Purpose: Indomethacin is well known to be metabolized via O-demethylation and N-deacylation. In this paper we found an enzyme involved in the hydrolysis of amide-linkage of indomethacin and partially characterized it as well as its substrate specificity.
Methods: An indomethacin hydrolyzing enzyme was purified to homogeneity from pig liver microsomes using columns of Q-Sepharose, Red-Sepharose and Blue-Sepharose. The enzyme activity was assayed by measuring of rho-chlorobenzoic acid liberated from indomethacin by HPLC.

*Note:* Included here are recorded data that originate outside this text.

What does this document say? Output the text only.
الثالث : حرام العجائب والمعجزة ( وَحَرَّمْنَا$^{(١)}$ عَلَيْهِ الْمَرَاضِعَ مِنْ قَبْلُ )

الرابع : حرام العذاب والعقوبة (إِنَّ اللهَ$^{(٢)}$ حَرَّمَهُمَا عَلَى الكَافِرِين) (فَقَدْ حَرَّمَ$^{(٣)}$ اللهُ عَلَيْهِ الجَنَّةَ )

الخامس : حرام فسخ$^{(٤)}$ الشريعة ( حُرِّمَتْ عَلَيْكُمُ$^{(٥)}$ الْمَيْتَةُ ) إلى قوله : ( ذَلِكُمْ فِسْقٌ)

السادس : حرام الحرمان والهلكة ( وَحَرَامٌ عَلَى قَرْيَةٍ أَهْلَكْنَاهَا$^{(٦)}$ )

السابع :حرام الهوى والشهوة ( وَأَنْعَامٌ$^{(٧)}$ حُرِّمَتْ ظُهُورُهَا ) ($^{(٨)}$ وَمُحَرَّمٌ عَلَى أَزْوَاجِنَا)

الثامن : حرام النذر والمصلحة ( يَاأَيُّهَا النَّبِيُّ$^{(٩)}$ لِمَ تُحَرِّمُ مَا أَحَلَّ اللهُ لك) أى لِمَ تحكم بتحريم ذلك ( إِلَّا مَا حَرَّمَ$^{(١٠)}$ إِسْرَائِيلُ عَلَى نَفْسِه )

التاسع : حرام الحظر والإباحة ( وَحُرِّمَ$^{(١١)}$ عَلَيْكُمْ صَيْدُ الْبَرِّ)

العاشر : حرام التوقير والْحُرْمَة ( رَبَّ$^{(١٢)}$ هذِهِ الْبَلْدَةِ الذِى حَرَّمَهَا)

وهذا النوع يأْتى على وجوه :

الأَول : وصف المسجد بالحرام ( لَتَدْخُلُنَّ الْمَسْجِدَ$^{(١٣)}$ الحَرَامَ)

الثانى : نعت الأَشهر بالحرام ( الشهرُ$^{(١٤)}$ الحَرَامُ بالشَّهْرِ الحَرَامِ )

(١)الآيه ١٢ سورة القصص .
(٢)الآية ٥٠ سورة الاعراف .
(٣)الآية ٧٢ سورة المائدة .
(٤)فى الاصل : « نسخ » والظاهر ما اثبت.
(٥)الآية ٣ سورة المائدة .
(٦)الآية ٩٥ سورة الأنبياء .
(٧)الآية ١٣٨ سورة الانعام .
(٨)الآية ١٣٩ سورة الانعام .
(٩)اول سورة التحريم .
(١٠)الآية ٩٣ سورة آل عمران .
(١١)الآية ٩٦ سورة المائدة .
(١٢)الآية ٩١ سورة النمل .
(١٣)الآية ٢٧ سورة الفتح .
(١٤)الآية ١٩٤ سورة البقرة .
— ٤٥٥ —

Results: The purified enzyme effectively hydrolyzed the amide linkage in indomethacin but not those in alpha-naphthylacetate and rho-nitrophenylacetate, which are typical substates for carboxylesterase. The subunit molecular mass of the enzyme was 65 kDa according SDS-polyacrylamide gel electrophoresis. The Michaelis constant (K(m)) and maximum velocity (Vmax) values for indomethacin were 67.8 microM and 9.02 nmol/min/mg protein, respectively. The amino acid sequence analysis of the enzyme after cyanogen bromide cleavage showed high homology with a mouse carboxylesterase isozyme designated as ES-male. The activity of indomethacin hydrolysis was relatively high in the pig, rabbit and human liver homogenate, but not in those from rat and mouse. On the other hand, purified human liver carboxylesterases pl 5.3 and 4.5, and pig liver carboxylesterases have no catalytic activity for indomethacin.
Conclusions: These results indicate that the hydrolysis of amide-linkage of indomethacin in humans would be associated with an enzyme similar to the indomethacin hydrolyzing enzyme from pig liver microsomes described here.